We cannot ignore that some 5,000 people, according to the police estimate, felt so strongly about the authorities’ handling of the pandemic – they were not all anti-vaxxers – that they showed up to express their discontent. Some were unhappy with the restrictions on personal freedoms, others with the introduction of the SafePass and others with what they saw as jab coercion.
The big turnout illustrated the division in our society, which has been accentuated by the government’s vaccination programme. Society has been divided into the vaccinated and those who refuse to be vaccinated, either because they feel they have the right to decide or because they think the vaccines could cause long-term harm to their health. There is also a lunatic fringe that laps up internet conspiracy theories claiming the vaccines contain a microchip that will turn people into robots.
Inevitably, one group has turned against the other, the vaccinated accusing the unvaccinated of putting lives at risk and the latter accusing the former of violating their rights and freedoms. The government’s fervent campaign, urging people to get vaccinated and its introduction of the SafePass, which is designed to make life difficult for the unvaccinated, have deepened the division and fanned the flames of fanaticism.
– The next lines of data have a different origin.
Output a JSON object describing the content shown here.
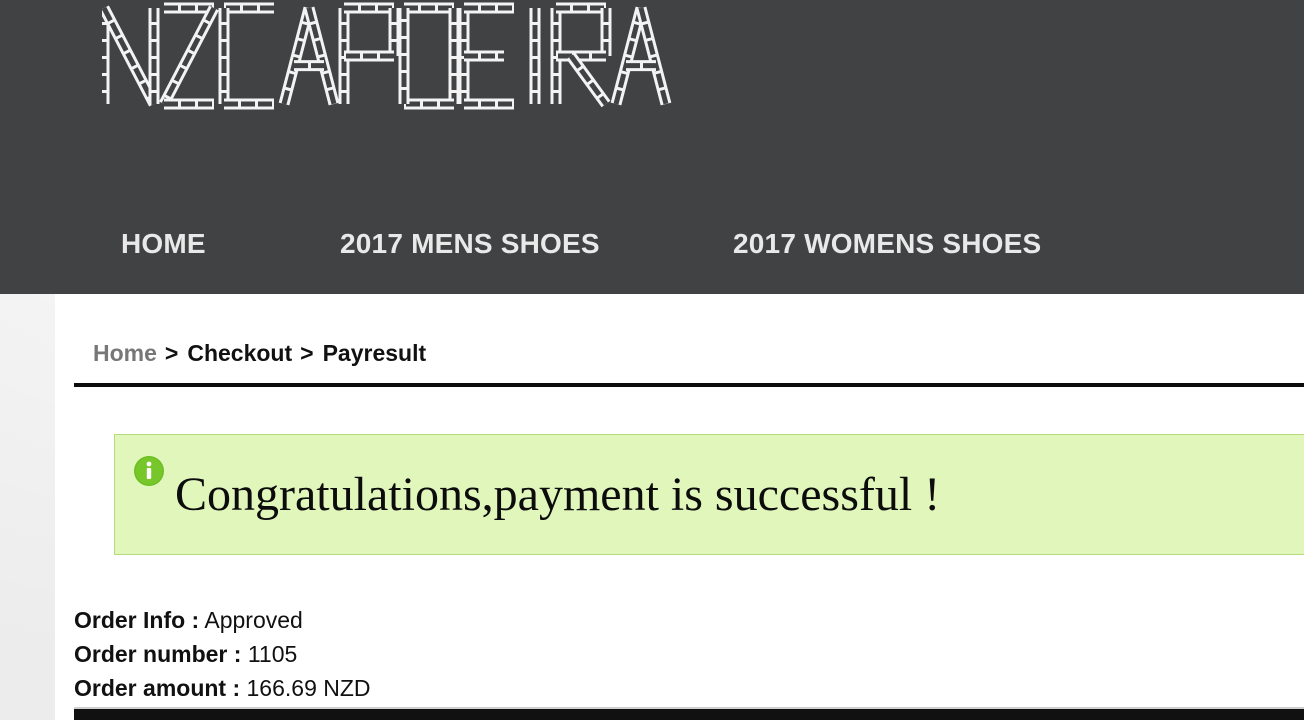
{
  "site": {
    "logo_text": "NZCAPOEIRA"
  },
  "nav": {
    "items": [
      {
        "label": "HOME"
      },
      {
        "label": "2017 MENS SHOES"
      },
      {
        "label": "2017 WOMENS SHOES"
      }
    ]
  },
  "breadcrumb": {
    "items": [
      {
        "label": "Home"
      },
      {
        "label": "Checkout"
      },
      {
        "label": "Payresult"
      }
    ],
    "separator": ">"
  },
  "notice": {
    "icon": "info-icon",
    "message": "Congratulations,payment is successful !",
    "background_color": "#e0f6bb",
    "icon_color": "#6cbf22"
  },
  "order": {
    "info_label": "Order Info :",
    "info_value": "Approved",
    "number_label": "Order number :",
    "number_value": "1105",
    "amount_label": "Order amount :",
    "amount_value": "166.69 NZD"
  },
  "colors": {
    "header_bg": "#414244",
    "nav_text": "#e9e9e9",
    "breadcrumb_link": "#777777"
  }
}
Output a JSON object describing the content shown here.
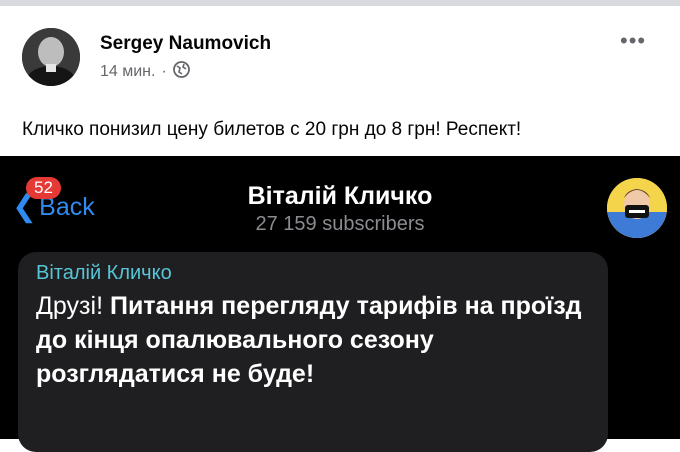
{
  "post": {
    "author": "Sergey Naumovich",
    "time": "14 мин.",
    "separator": "·",
    "privacy_icon": "globe-icon",
    "more_icon": "more-dots-icon",
    "more_label": "•••",
    "text": "Кличко понизил цену билетов с 20 грн до 8 грн! Респект!"
  },
  "telegram": {
    "back_label": "Back",
    "back_chevron": "❮",
    "unread_badge": "52",
    "channel_title": "Віталій Кличко",
    "subscribers": "27 159 subscribers",
    "message": {
      "author": "Віталій Кличко",
      "text_plain": "Друзі! ",
      "text_bold": "Питання перегляду тарифів на проїзд до кінця опалювального сезону розглядатися не буде!"
    }
  },
  "colors": {
    "telegram_bg": "#000000",
    "bubble_bg": "#1f1f21",
    "link_blue": "#2f8bef",
    "author_teal": "#56c5d6",
    "badge_red": "#e53935"
  }
}
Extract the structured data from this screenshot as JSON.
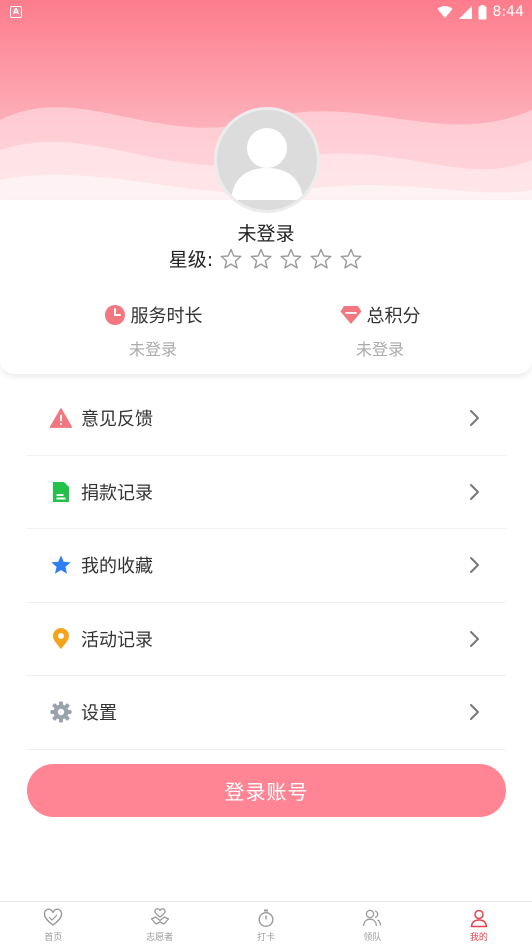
{
  "status_bar": {
    "time": "8:44",
    "left_icon": "a-box-icon",
    "icons": [
      "wifi-icon",
      "signal-icon",
      "battery-icon"
    ]
  },
  "profile": {
    "username": "未登录",
    "star_label": "星级:",
    "stars_filled": 0,
    "stars_total": 5
  },
  "stats": [
    {
      "label": "服务时长",
      "value": "未登录",
      "icon": "clock-icon",
      "color": "#f2777f"
    },
    {
      "label": "总积分",
      "value": "未登录",
      "icon": "diamond-icon",
      "color": "#f2777f"
    }
  ],
  "menu": [
    {
      "label": "意见反馈",
      "icon": "warning-icon",
      "color": "#f2777f"
    },
    {
      "label": "捐款记录",
      "icon": "document-icon",
      "color": "#22c24a"
    },
    {
      "label": "我的收藏",
      "icon": "star-icon",
      "color": "#2f7ef4"
    },
    {
      "label": "活动记录",
      "icon": "location-pin-icon",
      "color": "#f5a31a"
    },
    {
      "label": "设置",
      "icon": "gear-icon",
      "color": "#9aa3ad"
    }
  ],
  "login_button": "登录账号",
  "tabs": [
    {
      "label": "首页",
      "icon": "heart-outline-icon",
      "active": false
    },
    {
      "label": "志愿者",
      "icon": "handshake-heart-icon",
      "active": false
    },
    {
      "label": "打卡",
      "icon": "stopwatch-icon",
      "active": false
    },
    {
      "label": "领队",
      "icon": "team-icon",
      "active": false
    },
    {
      "label": "我的",
      "icon": "person-icon",
      "active": true
    }
  ],
  "colors": {
    "accent": "#ff8595",
    "header_gradient_top": "#fd7c8b",
    "active_tab": "#e8424f"
  }
}
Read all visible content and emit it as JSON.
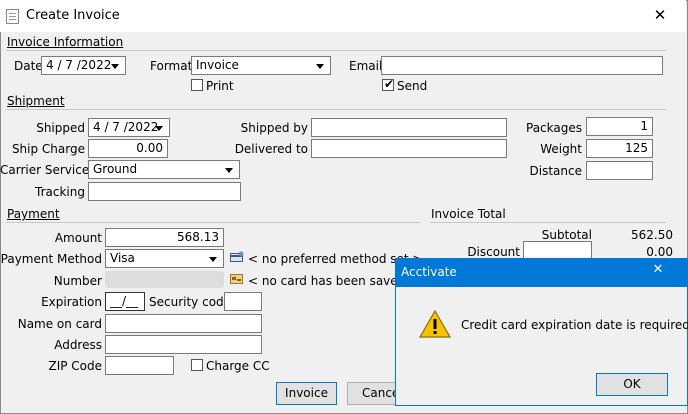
{
  "window": {
    "title": "Create Invoice",
    "close_glyph": "✕"
  },
  "invoice_info": {
    "section": "Invoice Information",
    "date_label": "Date",
    "date_value": "4 / 7 /2022",
    "format_label": "Format",
    "format_value": "Invoice",
    "email_label": "Email",
    "email_value": "",
    "print_label": "Print",
    "print_checked": false,
    "send_label": "Send",
    "send_checked": true
  },
  "shipment": {
    "section": "Shipment",
    "shipped_label": "Shipped",
    "shipped_value": "4 / 7 /2022",
    "ship_charge_label": "Ship Charge",
    "ship_charge_value": "0.00",
    "carrier_label": "Carrier Service",
    "carrier_value": "Ground",
    "tracking_label": "Tracking",
    "tracking_value": "",
    "shipped_by_label": "Shipped by",
    "shipped_by_value": "",
    "delivered_to_label": "Delivered to",
    "delivered_to_value": "",
    "packages_label": "Packages",
    "packages_value": "1",
    "weight_label": "Weight",
    "weight_value": "125",
    "distance_label": "Distance",
    "distance_value": ""
  },
  "payment": {
    "section": "Payment",
    "amount_label": "Amount",
    "amount_value": "568.13",
    "method_label": "Payment Method",
    "method_value": "Visa",
    "method_note": "< no preferred method set >",
    "number_label": "Number",
    "card_note": "< no card has been saved >",
    "expiration_label": "Expiration",
    "expiration_value": "__/__",
    "security_label": "Security code",
    "security_value": "",
    "name_label": "Name on card",
    "name_value": "",
    "address_label": "Address",
    "address_value": "",
    "zip_label": "ZIP Code",
    "zip_value": "",
    "charge_label": "Charge CC",
    "charge_checked": false
  },
  "totals": {
    "section": "Invoice Total",
    "subtotal_label": "Subtotal",
    "subtotal_value": "562.50",
    "discount_label": "Discount",
    "discount_value": "0.00"
  },
  "buttons": {
    "invoice": "Invoice",
    "cancel": "Cance"
  },
  "dialog": {
    "title": "Acctivate",
    "close_glyph": "✕",
    "message": "Credit card expiration date is required.",
    "ok": "OK"
  },
  "colors": {
    "accent": "#0078d7",
    "warning": "#f5c400"
  }
}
Some would argue that the government had no choice, but the truth is that it could have managed the pandemic in a less dogmatic and arbitrary way. It appeared to have been carried away by the fact that it has been ruling by decree for the last 15 months, imposing lockdowns, face-masks, curfews and restrictions of movement whenever it saw fit. And when the vaccines arrived it was under the mistaken impression it could order people to get the jab. Things, however, did not work out as planned, and its thinly veiled coercion tactics appear to have strengthened the resistance of the refuseniks.
The lack of transparency and the decision of the authorities to manage the information they gave out about Covid deaths, presumably, in order to keep fear levels high and encourage vaccinations has been a bad policy. Why for instance did it stop informing us whether people who passed away had underlying health conditions? Why was it refusing to say whether the people hospitalised had been vaccinated? Of course, it subsequently made a 180-degree turn to persuade the young to get the jab, telling us the age range of those in hospital and stressing that 90 per cent were unvaccinated.
This selective use of information made people unable to trust the government and made them feel they were being manipulated. For anti-vaxxers it was a vindication. Can the government fix things now? We cannot say, but it could embrace transparency, avoid playing one group of the population against the other and give all information at its disposal to people. This could be a more effective way of getting more people on side and opting for the jab.